Handling Of U.S. Strategic Oil Reserve Under Scanner
Republican lawmakers on Monday asked the U.S. government for more information on its oversight of the country's emergency petroleum reserve, seeking details on Obama administration moves to test its capabilities and expand it to include gasoline.
Republicans in general are opposed to use of the Strategic Petroleum Reserve (SPR) for anything but an emergency and called for a briefing on the Department of Energy's management of the resource.
In particular, they noted that the Obama administration did not include the new gasoline reserve in its 2014 and 2015 budget requests.
"As the summer driving season approaches and tensions in some of the world's most resource-rich areas and elsewhere show no sign of abating, the obligation ofCongress, and especially this committee, to remain vigilant in its oversight of DOE's stewardship of this important program is clear," leading Republicans on the U.S.House energy committee said in a letter to Energy Secretary Ernest Moniz.
The letter called for a briefing by May 27 and was signed by House energy committee chairman Fred Upton, of Michigan, committee vice chairman Marsha Blackburn, of Tennessee, and other senior members of the panel.

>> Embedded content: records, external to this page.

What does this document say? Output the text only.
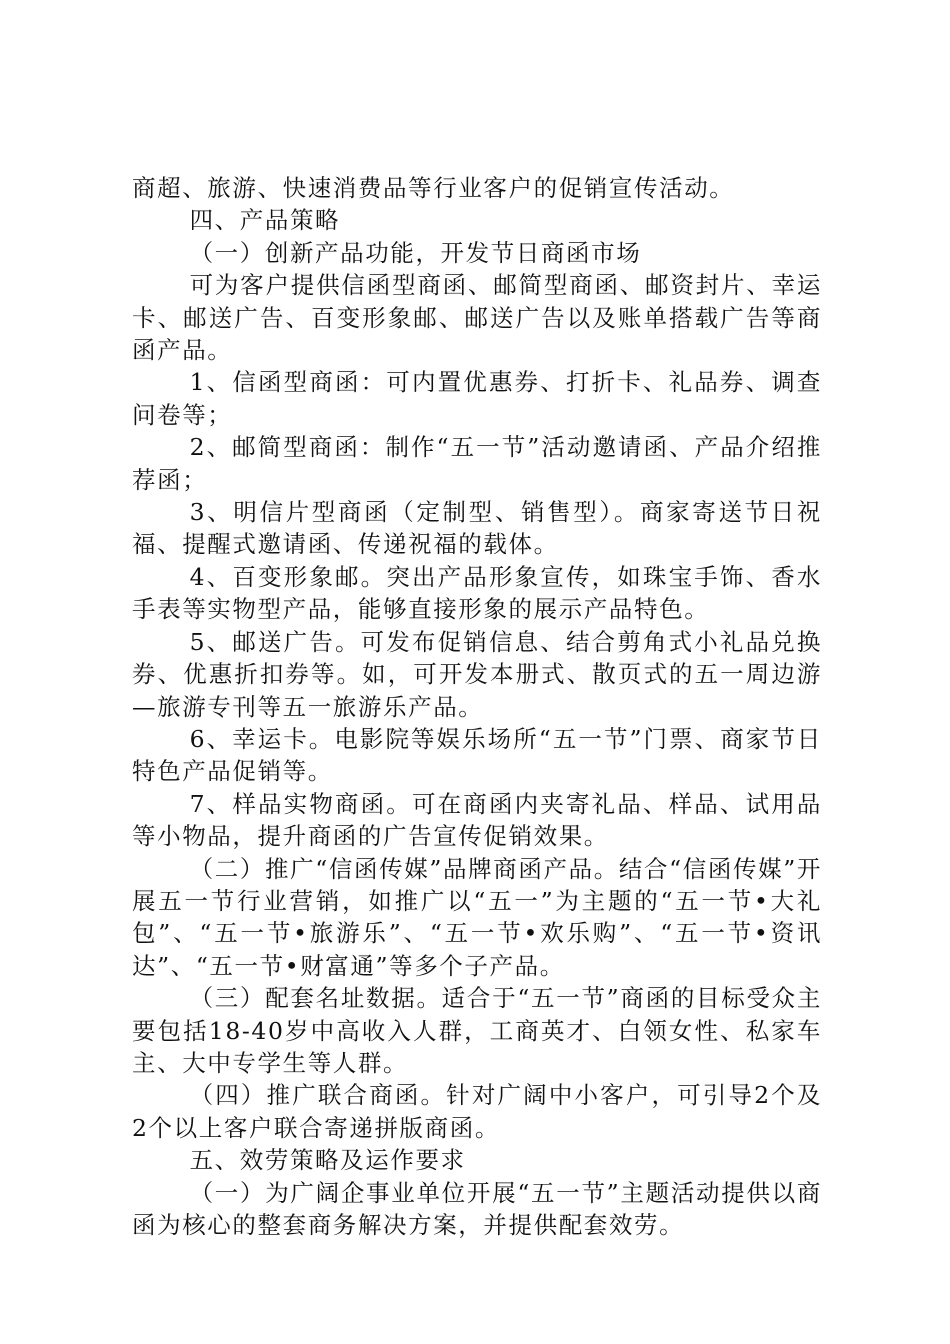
商超、旅游、快速消费品等行业客户的促销宣传活动。

四、产品策略

（一）创新产品功能，开发节日商函市场

可为客户提供信函型商函、邮简型商函、邮资封片、幸运卡、邮送广告、百变形象邮、邮送广告以及账单搭载广告等商函产品。

1、信函型商函：可内置优惠券、打折卡、礼品券、调查问卷等；

2、邮简型商函：制作“五一节”活动邀请函、产品介绍推荐函；

3、明信片型商函（定制型、销售型）。商家寄送节日祝福、提醒式邀请函、传递祝福的载体。

4、百变形象邮。突出产品形象宣传，如珠宝手饰、香水手表等实物型产品，能够直接形象的展示产品特色。

5、邮送广告。可发布促销信息、结合剪角式小礼品兑换券、优惠折扣券等。如，可开发本册式、散页式的五一周边游—旅游专刊等五一旅游乐产品。

6、幸运卡。电影院等娱乐场所“五一节”门票、商家节日特色产品促销等。

7、样品实物商函。可在商函内夹寄礼品、样品、试用品等小物品，提升商函的广告宣传促销效果。

（二）推广“信函传媒”品牌商函产品。结合“信函传媒”开展五一节行业营销，如推广以“五一”为主题的“五一节•大礼包”、“五一节•旅游乐”、“五一节•欢乐购”、“五一节•资讯达”、“五一节•财富通”等多个子产品。

（三）配套名址数据。适合于“五一节”商函的目标受众主要包括18-40岁中高收入人群，工商英才、白领女性、私家车主、大中专学生等人群。

（四）推广联合商函。针对广阔中小客户，可引导2个及2个以上客户联合寄递拼版商函。

五、效劳策略及运作要求

（一）为广阔企事业单位开展“五一节”主题活动提供以商函为核心的整套商务解决方案，并提供配套效劳。
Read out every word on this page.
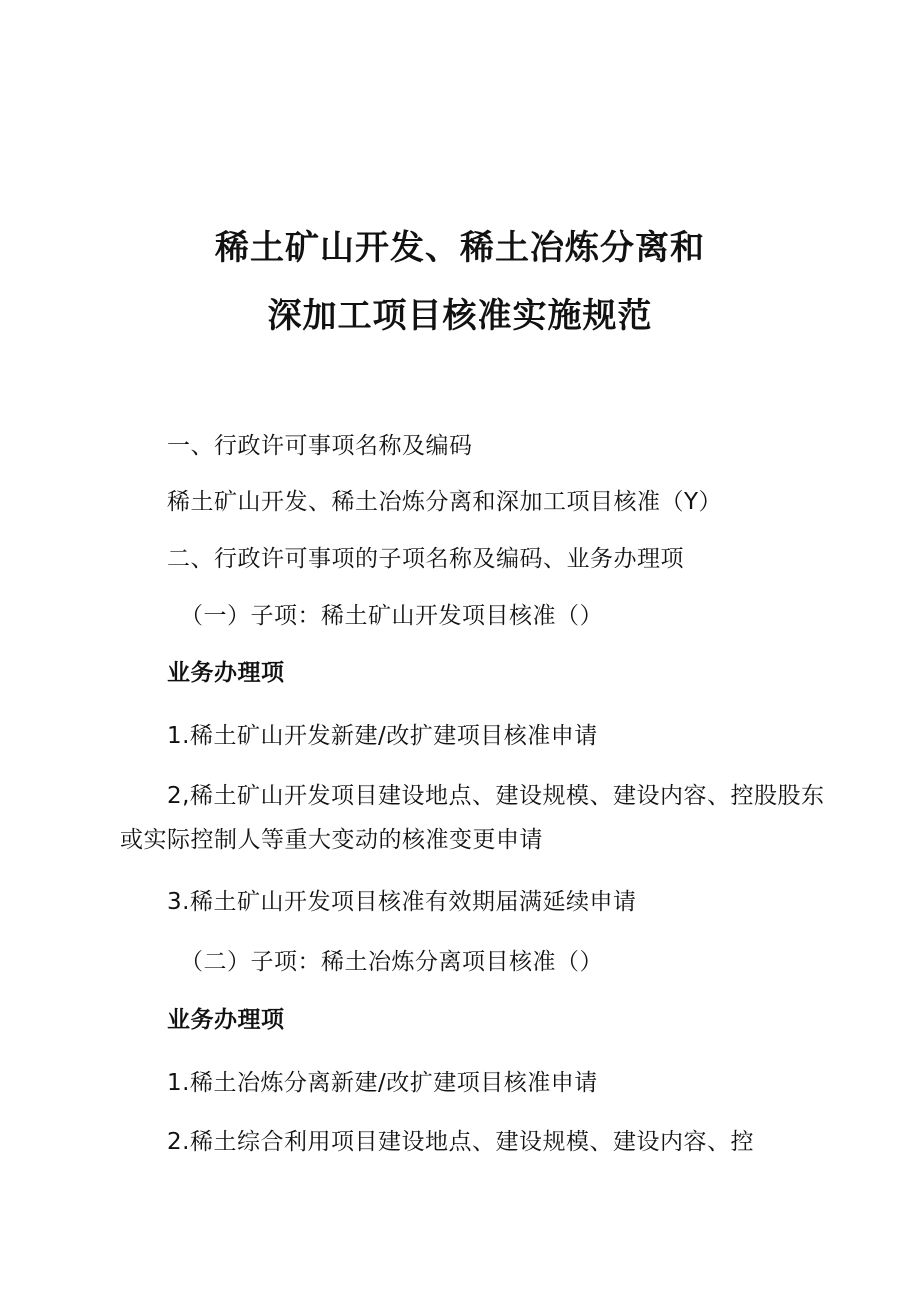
稀土矿山开发、稀土冶炼分离和
深加工项目核准实施规范
一、行政许可事项名称及编码
稀土矿山开发、稀土冶炼分离和深加工项目核准（Y）
二、行政许可事项的子项名称及编码、业务办理项
（一）子项：稀土矿山开发项目核准（）
业务办理项
1.稀土矿山开发新建/改扩建项目核准申请
2,稀土矿山开发项目建设地点、建设规模、建设内容、控股股东
或实际控制人等重大变动的核准变更申请
3.稀土矿山开发项目核准有效期届满延续申请
（二）子项：稀土冶炼分离项目核准（）
业务办理项
1.稀土冶炼分离新建/改扩建项目核准申请
2.稀土综合利用项目建设地点、建设规模、建设内容、控
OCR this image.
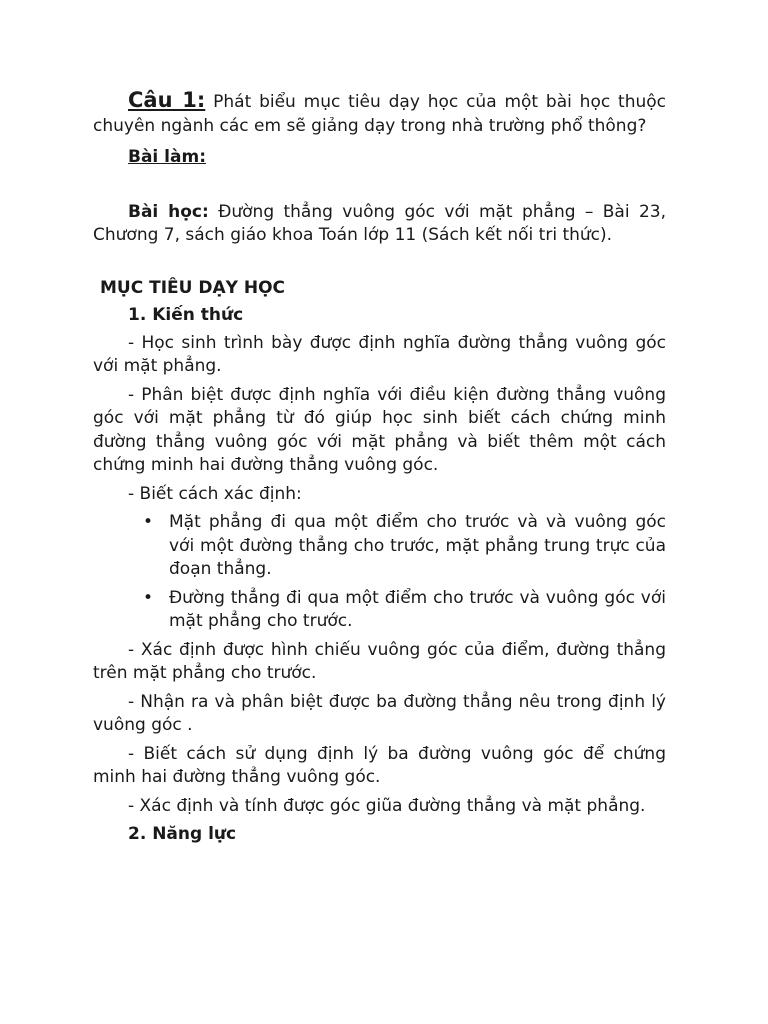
Câu 1: Phát biểu mục tiêu dạy học của một bài học thuộc chuyên ngành các em sẽ giảng dạy trong nhà trường phổ thông?

Bài làm:

Bài học: Đường thẳng vuông góc với mặt phẳng – Bài 23, Chương 7, sách giáo khoa Toán lớp 11 (Sách kết nối tri thức).

MỤC TIÊU DẠY HỌC

1. Kiến thức

- Học sinh trình bày được định nghĩa đường thẳng vuông góc với mặt phẳng.

- Phân biệt được định nghĩa với điều kiện đường thẳng vuông góc với mặt phẳng từ đó giúp học sinh biết cách chứng minh đường thẳng vuông góc với mặt phẳng và biết thêm một cách chứng minh hai đường thẳng vuông góc.

- Biết cách xác định:

• Mặt phẳng đi qua một điểm cho trước và và vuông góc với một đường thẳng cho trước, mặt phẳng trung trực của đoạn thẳng.
• Đường thẳng đi qua một điểm cho trước và vuông góc với mặt phẳng cho trước.

- Xác định được hình chiếu vuông góc của điểm, đường thẳng trên mặt phẳng cho trước.

- Nhận ra và phân biệt được ba đường thẳng nêu trong định lý vuông góc .

- Biết cách sử dụng định lý ba đường vuông góc để chứng minh hai đường thẳng vuông góc.

- Xác định và tính được góc giũa đường thẳng và mặt phẳng.

2. Năng lực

The department surprised oil markets in March when it said it would hold the first test sale of crude oil from the reserve since 1990. The sale was held to help assess the government's ability to transport oil from the reserve located inLouisiana and Texas to local refiners as the domestic shale oil boom leads to an upheaval in energy logistics.
This month the department also announced its plans to create a million-barrel gasoline reserve in the Northeast, after Superstorm Sandy left east coast motorists without fuel in 2012.
Among other things, the lawmakers asked the department to identify any problems with the emergency reserve uncovered during the test sale and to explain under what authority it plans to establish the gasoline reserve.
Analysts say gasoline would be more expensive to store than crude. The Department of Energy has said the gasoline reserve would be funded through the SPR's account.
Established in the 1970s after the Arab oil embargo, the SPR currently holds about 692 million barrels of crude oil in underground salt caverns along the Gulf Coast.
The department already operates a million-barrel Northeast home heating oil reserve, originally established by the Clinton administration in 2000.